Wednesday, August 29, 2012

Hurricane Isaac Causes Levee To Overtop, Floods Section Of Louisiana

Louisiana residents woke to eighty mile-an-hour winds and heavy rain Thursday morning, right on the 7-year anniversary of Hurricane Katrina, the devastating storm that left nearly two thousand people dead and hundreds of thousands homeless in New Orleans.

Isaac has, thus far, been a more merciful storm. Only one sparsely-populated area, Plaquemines Parish, experienced a levee overtop and severe flooding this morning. More than 400,000 people are out of power, and severe winds continue to batter the state and the slow-moving rain could still cause more widespread flooding.

But federal government preparedness indicates that, should more quick emergency response be needed, it will be handled differently than the bureaucratic boondoggle of Katrina. The Federal Emergency Management Agency (FEMA), which failed so poorly seven years ago, has been fully activated to prepare for the storm:

Search-and-rescue teams including 48 boat teams deployed to areas prone to flooding and in direct path of the storm — have been mobilized, and Louisiana officials have asked teams from Texas and six other states to be on standby. Power crews, linemen and tree-trimmers are ready to restore power as quickly as possible if there are outages. Damage assessments, including aerial surveillance, could begin as early as Friday, [Louisiana Gov. Bobby] Jindal said. 
Louisiana has mobilized 40 “pods” in the southern part of the state and 20 in northern Louisiana — each designed to feed 5,000 people,Jindal said. [...]

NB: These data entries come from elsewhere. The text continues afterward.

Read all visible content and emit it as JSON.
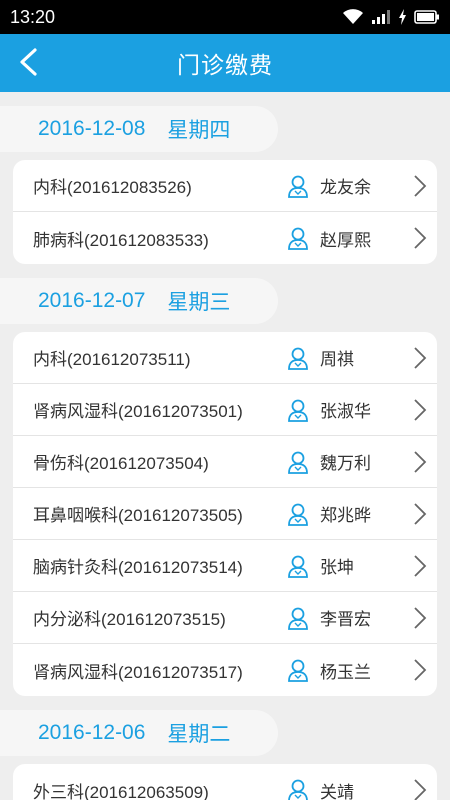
{
  "status_bar": {
    "time": "13:20"
  },
  "header": {
    "title": "门诊缴费"
  },
  "sections": [
    {
      "date": "2016-12-08",
      "weekday": "星期四",
      "rows": [
        {
          "dept": "内科(201612083526)",
          "doctor": "龙友余"
        },
        {
          "dept": "肺病科(201612083533)",
          "doctor": "赵厚熙"
        }
      ]
    },
    {
      "date": "2016-12-07",
      "weekday": "星期三",
      "rows": [
        {
          "dept": "内科(201612073511)",
          "doctor": "周祺"
        },
        {
          "dept": "肾病风湿科(201612073501)",
          "doctor": "张淑华"
        },
        {
          "dept": "骨伤科(201612073504)",
          "doctor": "魏万利"
        },
        {
          "dept": "耳鼻咽喉科(201612073505)",
          "doctor": "郑兆晔"
        },
        {
          "dept": "脑病针灸科(201612073514)",
          "doctor": "张坤"
        },
        {
          "dept": "内分泌科(201612073515)",
          "doctor": "李晋宏"
        },
        {
          "dept": "肾病风湿科(201612073517)",
          "doctor": "杨玉兰"
        }
      ]
    },
    {
      "date": "2016-12-06",
      "weekday": "星期二",
      "rows": [
        {
          "dept": "外三科(201612063509)",
          "doctor": "关靖"
        }
      ]
    }
  ],
  "colors": {
    "accent": "#1ba0e1",
    "background": "#eeeeee",
    "status_bar": "#000000"
  },
  "icons": {
    "back": "chevron-left-icon",
    "row_person": "person-icon",
    "row_arrow": "chevron-right-icon"
  }
}
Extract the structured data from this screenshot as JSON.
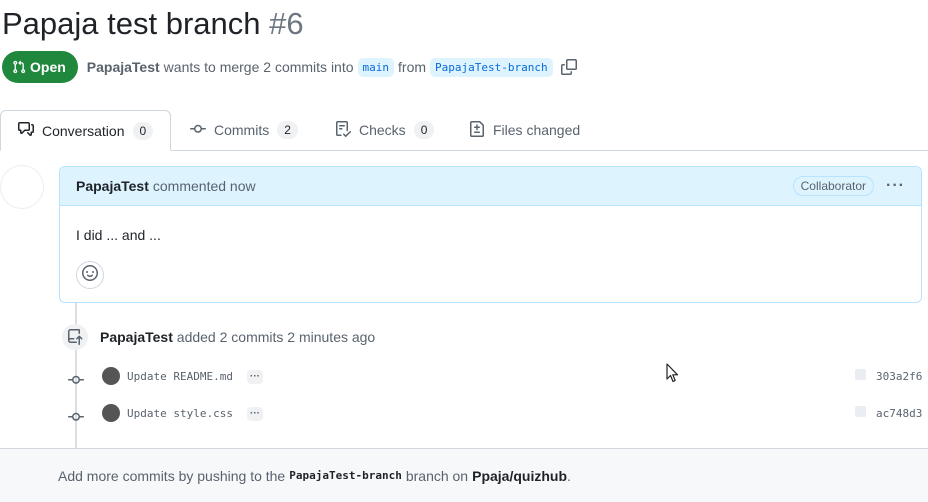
{
  "pr": {
    "title": "Papaja test branch",
    "number": "#6",
    "status": "Open",
    "author": "PapajaTest",
    "merge_text": "wants to merge 2 commits into",
    "base_branch": "main",
    "from_text": "from",
    "head_branch": "PapajaTest-branch"
  },
  "tabs": [
    {
      "label": "Conversation",
      "count": "0",
      "icon": "comment-discussion-icon"
    },
    {
      "label": "Commits",
      "count": "2",
      "icon": "git-commit-icon"
    },
    {
      "label": "Checks",
      "count": "0",
      "icon": "checklist-icon"
    },
    {
      "label": "Files changed",
      "icon": "file-diff-icon"
    }
  ],
  "comment": {
    "author": "PapajaTest",
    "action": "commented now",
    "role_badge": "Collaborator",
    "menu": "···",
    "body": "I did ... and ..."
  },
  "event": {
    "author": "PapajaTest",
    "text": "added 2 commits 2 minutes ago"
  },
  "commits": [
    {
      "message": "Update README.md",
      "more": "···",
      "sha": "303a2f6"
    },
    {
      "message": "Update style.css",
      "more": "···",
      "sha": "ac748d3"
    }
  ],
  "footer": {
    "prefix": "Add more commits by pushing to the",
    "branch": "PapajaTest-branch",
    "middle": "branch on",
    "repo": "Ppaja/quizhub",
    "suffix": "."
  },
  "colors": {
    "open_green": "#1f883d",
    "link_blue": "#0969da",
    "header_blue": "#ddf4ff"
  }
}
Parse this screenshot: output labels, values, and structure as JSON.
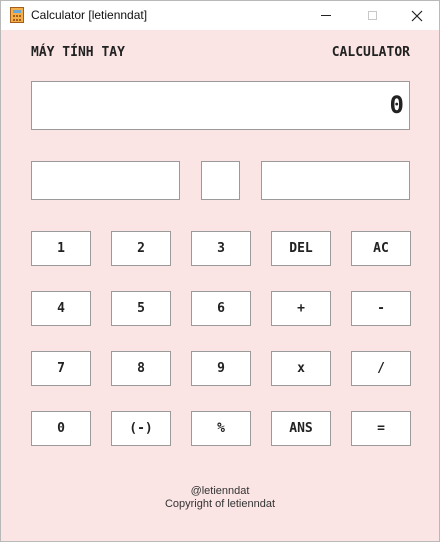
{
  "window": {
    "title": "Calculator [letienndat]",
    "app_icon": "calculator-icon",
    "controls": {
      "minimize": "minimize-icon",
      "maximize": "maximize-icon",
      "close": "✕"
    }
  },
  "header": {
    "left_label": "MÁY TÍNH TAY",
    "right_label": "CALCULATOR"
  },
  "display": {
    "value": "0"
  },
  "inputs": {
    "first_operand": "",
    "operator": "",
    "second_operand": ""
  },
  "keypad": {
    "rows": [
      [
        "1",
        "2",
        "3",
        "DEL",
        "AC"
      ],
      [
        "4",
        "5",
        "6",
        "+",
        "-"
      ],
      [
        "7",
        "8",
        "9",
        "x",
        "/"
      ],
      [
        "0",
        "(-)",
        "%",
        "ANS",
        "="
      ]
    ]
  },
  "footer": {
    "handle": "@letienndat",
    "copyright": "Copyright of letienndat"
  },
  "colors": {
    "background": "#fbe4e4",
    "field_bg": "#ffffff",
    "border": "#9a9a9a",
    "text": "#222222"
  }
}
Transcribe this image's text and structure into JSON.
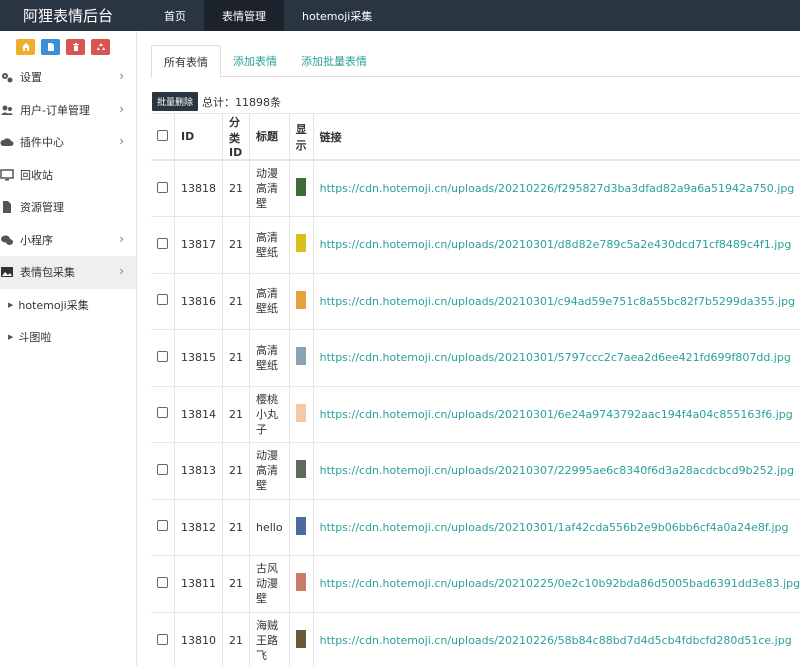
{
  "header": {
    "brand": "阿狸表情后台",
    "nav": [
      {
        "label": "首页",
        "active": false
      },
      {
        "label": "表情管理",
        "active": true
      },
      {
        "label": "hotemoji采集",
        "active": false
      }
    ]
  },
  "sidebar": {
    "quick_buttons": [
      {
        "icon": "home-icon",
        "color": "#f0ad2e"
      },
      {
        "icon": "file-icon",
        "color": "#3a8fd9"
      },
      {
        "icon": "trash-icon",
        "color": "#d9534f"
      },
      {
        "icon": "recycle-icon",
        "color": "#d9534f"
      }
    ],
    "items": [
      {
        "label": "设置",
        "icon": "gears-icon",
        "arrow": true
      },
      {
        "label": "用户-订单管理",
        "icon": "users-icon",
        "arrow": true
      },
      {
        "label": "插件中心",
        "icon": "cloud-icon",
        "arrow": true
      },
      {
        "label": "回收站",
        "icon": "monitor-icon",
        "arrow": false
      },
      {
        "label": "资源管理",
        "icon": "document-icon",
        "arrow": false
      },
      {
        "label": "小程序",
        "icon": "wechat-icon",
        "arrow": true
      },
      {
        "label": "表情包采集",
        "icon": "image-icon",
        "arrow": true,
        "active": true
      }
    ],
    "subitems": [
      {
        "label": "hotemoji采集"
      },
      {
        "label": "斗图啦"
      }
    ]
  },
  "tabs": [
    {
      "label": "所有表情",
      "active": true
    },
    {
      "label": "添加表情",
      "active": false
    },
    {
      "label": "添加批量表情",
      "active": false
    }
  ],
  "toolbar": {
    "batch_delete": "批量删除",
    "total": "总计：11898条"
  },
  "table": {
    "headers": {
      "id": "ID",
      "cat": "分类ID",
      "title": "标题",
      "show": "显示",
      "link": "链接"
    },
    "rows": [
      {
        "id": "13818",
        "cat": "21",
        "title": "动漫高清壁",
        "thumb": "#3d6b3a",
        "link": "https://cdn.hotemoji.cn/uploads/20210226/f295827d3ba3dfad82a9a6a51942a750.jpg"
      },
      {
        "id": "13817",
        "cat": "21",
        "title": "高清壁纸",
        "thumb": "#d8c21a",
        "link": "https://cdn.hotemoji.cn/uploads/20210301/d8d82e789c5a2e430dcd71cf8489c4f1.jpg"
      },
      {
        "id": "13816",
        "cat": "21",
        "title": "高清壁纸",
        "thumb": "#e2a43a",
        "link": "https://cdn.hotemoji.cn/uploads/20210301/c94ad59e751c8a55bc82f7b5299da355.jpg"
      },
      {
        "id": "13815",
        "cat": "21",
        "title": "高清壁纸",
        "thumb": "#8aa3b0",
        "link": "https://cdn.hotemoji.cn/uploads/20210301/5797ccc2c7aea2d6ee421fd699f807dd.jpg"
      },
      {
        "id": "13814",
        "cat": "21",
        "title": "樱桃小丸子",
        "thumb": "#f3c9a8",
        "link": "https://cdn.hotemoji.cn/uploads/20210301/6e24a9743792aac194f4a04c855163f6.jpg"
      },
      {
        "id": "13813",
        "cat": "21",
        "title": "动漫高清壁",
        "thumb": "#5a6e5a",
        "link": "https://cdn.hotemoji.cn/uploads/20210307/22995ae6c8340f6d3a28acdcbcd9b252.jpg"
      },
      {
        "id": "13812",
        "cat": "21",
        "title": "hello",
        "thumb": "#4a6aa0",
        "link": "https://cdn.hotemoji.cn/uploads/20210301/1af42cda556b2e9b06bb6cf4a0a24e8f.jpg"
      },
      {
        "id": "13811",
        "cat": "21",
        "title": "古风动漫壁",
        "thumb": "#c97c6a",
        "link": "https://cdn.hotemoji.cn/uploads/20210225/0e2c10b92bda86d5005bad6391dd3e83.jpg"
      },
      {
        "id": "13810",
        "cat": "21",
        "title": "海贼王路飞",
        "thumb": "#6a5a3a",
        "link": "https://cdn.hotemoji.cn/uploads/20210226/58b84c88bd7d4d5cb4fdbcfd280d51ce.jpg"
      }
    ]
  }
}
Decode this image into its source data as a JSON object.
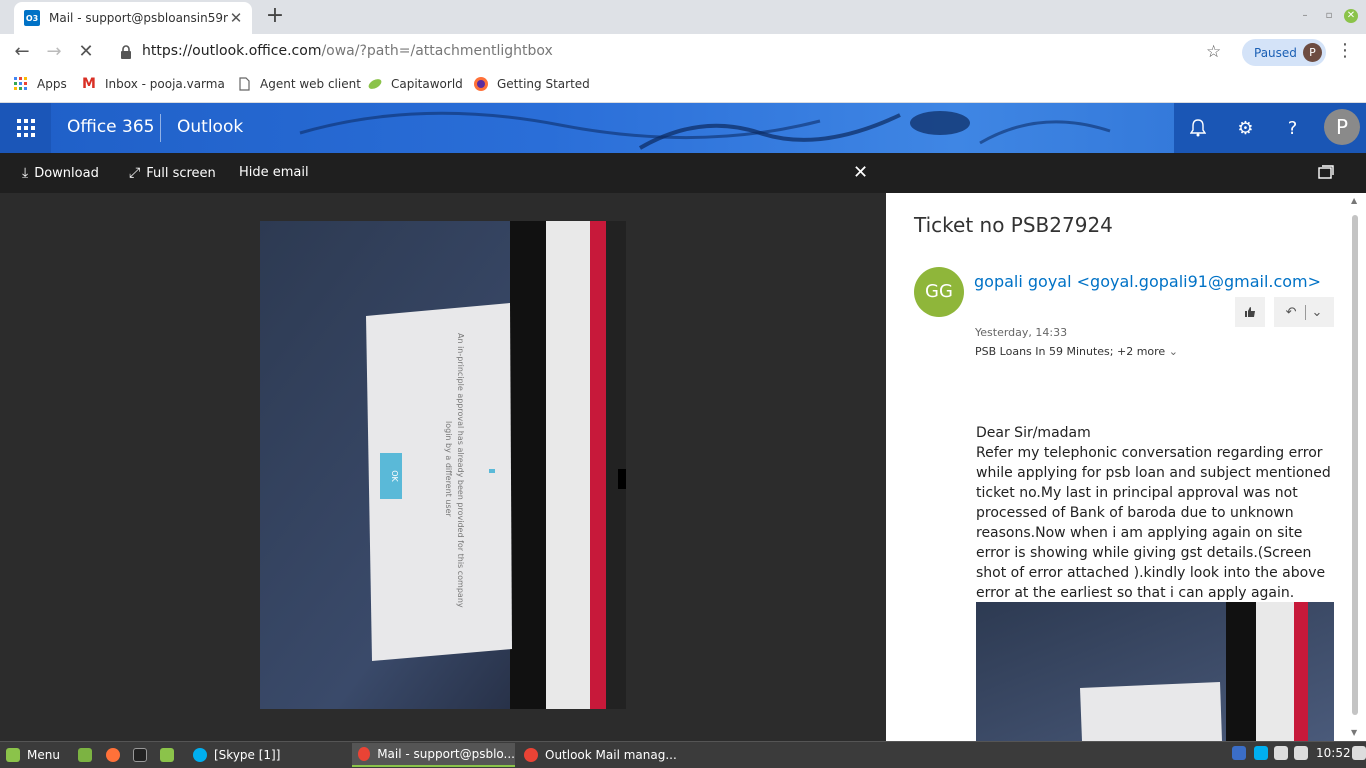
{
  "browser": {
    "tab_title": "Mail - support@psbloansin59m",
    "tab_favicon_text": "O3",
    "url_host": "https://outlook.office.com",
    "url_path": "/owa/?path=/attachmentlightbox",
    "paused_label": "Paused",
    "profile_initial": "P",
    "bookmarks": [
      "Apps",
      "Inbox - pooja.varma",
      "Agent web client",
      "Capitaworld",
      "Getting Started"
    ]
  },
  "o365": {
    "brand": "Office 365",
    "app": "Outlook",
    "avatar_initial": "P"
  },
  "lightbox": {
    "download": "Download",
    "fullscreen": "Full screen",
    "hide_email": "Hide email"
  },
  "attachment_text": {
    "message": "An in-principle approval has already been provided for this company",
    "message2": "login by a different user",
    "ok": "OK"
  },
  "email": {
    "subject": "Ticket no PSB27924",
    "sender_initials": "GG",
    "sender": "gopali goyal <goyal.gopali91@gmail.com>",
    "date": "Yesterday, 14:33",
    "recipients": "PSB Loans In 59 Minutes;",
    "more": "+2 more",
    "body": [
      "Dear Sir/madam",
      "Refer my telephonic conversation regarding error while applying for psb loan and subject mentioned ticket no.My last in principal approval was not processed of Bank of baroda due to unknown reasons.Now when i am applying again on site error is showing while giving gst details.(Screen shot of error attached ).kindly look into the above error at the earliest so that i can apply again."
    ]
  },
  "taskbar": {
    "menu": "Menu",
    "items": [
      "[Skype [1]]",
      "Mail - support@psblo...",
      "Outlook Mail manag..."
    ],
    "clock": "10:52"
  },
  "colors": {
    "o365_blue": "#1f5fc7",
    "sender_avatar": "#8fb63a",
    "link_blue": "#0072c6",
    "cmdbar": "#1f1f1f"
  }
}
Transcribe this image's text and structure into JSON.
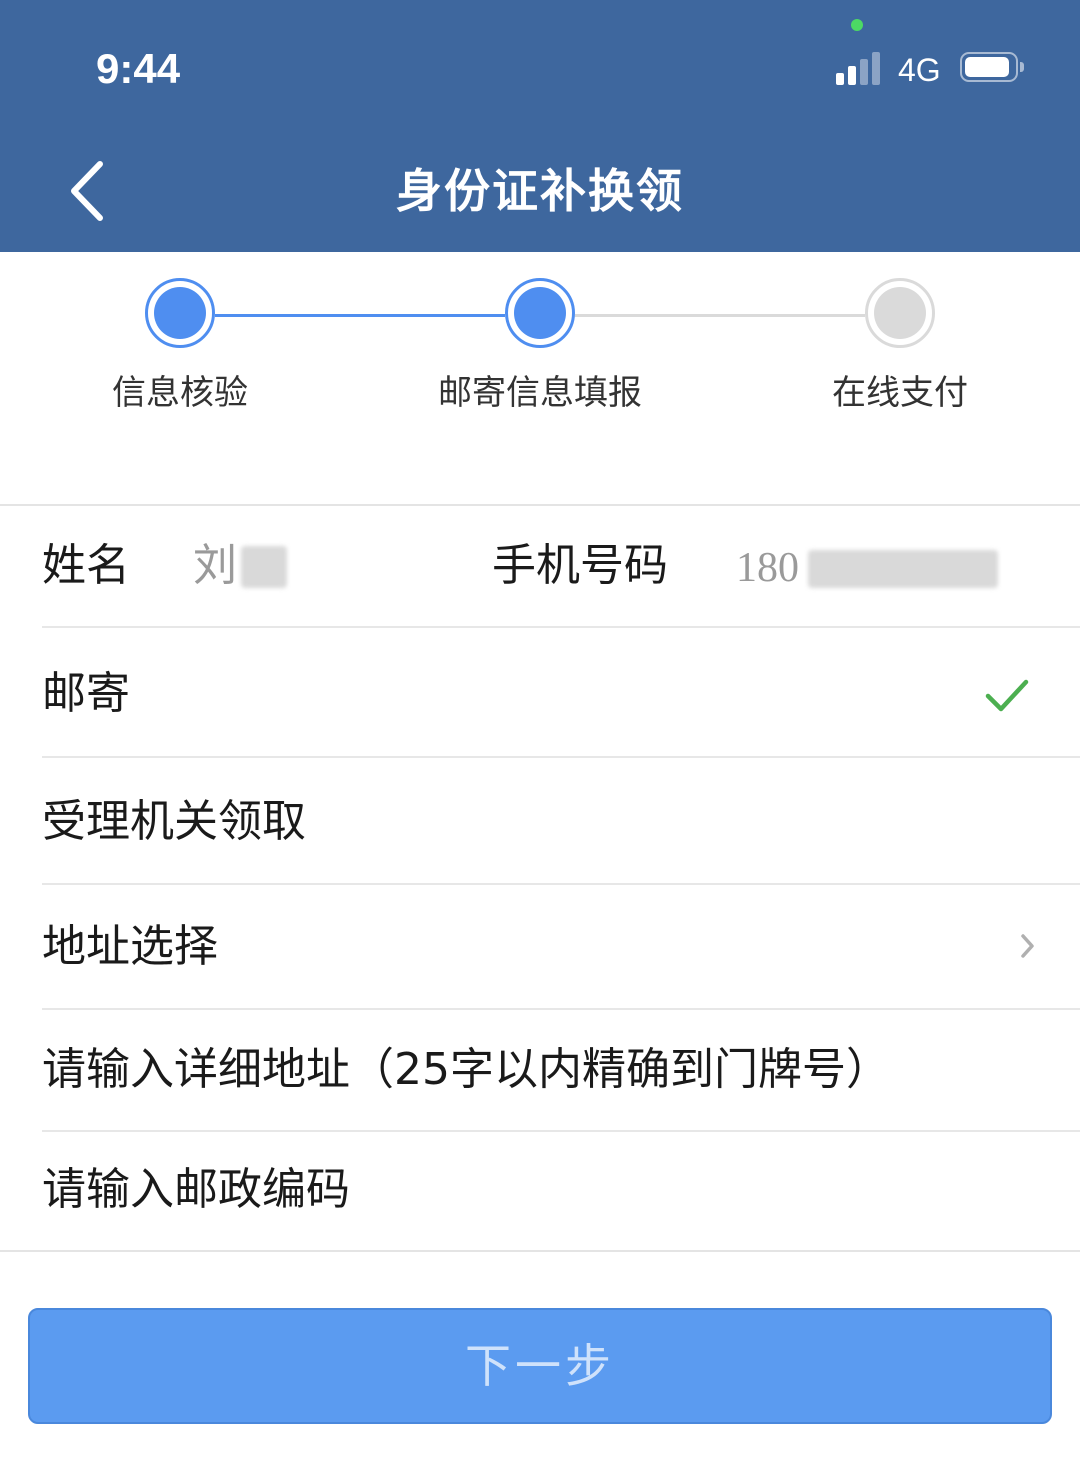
{
  "status_bar": {
    "time": "9:44",
    "network": "4G",
    "signal_bars_filled": 2,
    "signal_bars_total": 4,
    "battery_level": 0.8
  },
  "nav": {
    "title": "身份证补换领",
    "back_icon": "chevron-left-icon"
  },
  "steps": [
    {
      "label": "信息核验",
      "state": "done"
    },
    {
      "label": "邮寄信息填报",
      "state": "current"
    },
    {
      "label": "在线支付",
      "state": "pending"
    }
  ],
  "form": {
    "name_label": "姓名",
    "name_value": "刘",
    "phone_label": "手机号码",
    "phone_value": "180",
    "mail_option": "邮寄",
    "mail_selected": true,
    "pickup_option": "受理机关领取",
    "address_select": "地址选择",
    "detail_address_placeholder": "请输入详细地址（25字以内精确到门牌号）",
    "postal_code_placeholder": "请输入邮政编码"
  },
  "next_button": "下一步",
  "colors": {
    "header_bg": "#3e679e",
    "step_active": "#4f8ef0",
    "step_inactive": "#dadada",
    "check": "#4caf50",
    "button_bg": "#5b9bf0"
  }
}
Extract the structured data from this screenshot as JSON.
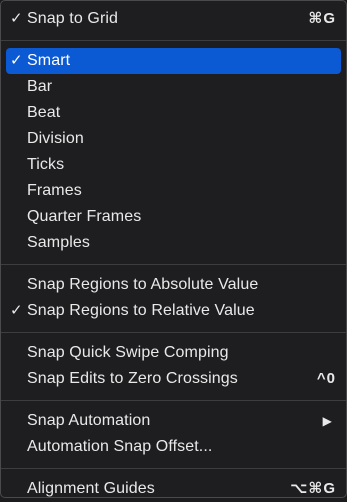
{
  "menu": {
    "snap_to_grid": {
      "check": "✓",
      "label": "Snap to Grid",
      "shortcut": "⌘G"
    },
    "grid_modes": [
      {
        "check": "✓",
        "label": "Smart",
        "selected": true
      },
      {
        "check": "",
        "label": "Bar"
      },
      {
        "check": "",
        "label": "Beat"
      },
      {
        "check": "",
        "label": "Division"
      },
      {
        "check": "",
        "label": "Ticks"
      },
      {
        "check": "",
        "label": "Frames"
      },
      {
        "check": "",
        "label": "Quarter Frames"
      },
      {
        "check": "",
        "label": "Samples"
      }
    ],
    "snap_regions_absolute": {
      "check": "",
      "label": "Snap Regions to Absolute Value"
    },
    "snap_regions_relative": {
      "check": "✓",
      "label": "Snap Regions to Relative Value"
    },
    "quick_swipe": {
      "label": "Snap Quick Swipe Comping"
    },
    "zero_crossings": {
      "label": "Snap Edits to Zero Crossings",
      "shortcut": "^0"
    },
    "snap_automation": {
      "label": "Snap Automation",
      "submenu_arrow": "▶"
    },
    "automation_offset": {
      "label": "Automation Snap Offset..."
    },
    "alignment_guides": {
      "label": "Alignment Guides",
      "shortcut": "⌥⌘G"
    }
  }
}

Obama issued an emergency declaration for areas of Mississippi under threat of rain and high winds. The declaration frees up federal resources to help state and local agencies dealing with the storm and its aftermath and makes federal support available to save lives, protect public health and safety and preserve property in coastal areas.

While the storm is raging, politicians tend to push aside political differences, but it’s important to note that, if Republicans had their way, such disaster funding might not be available; their budget would slash millions of dollars from emergency preparedness funding, particularly FEMA.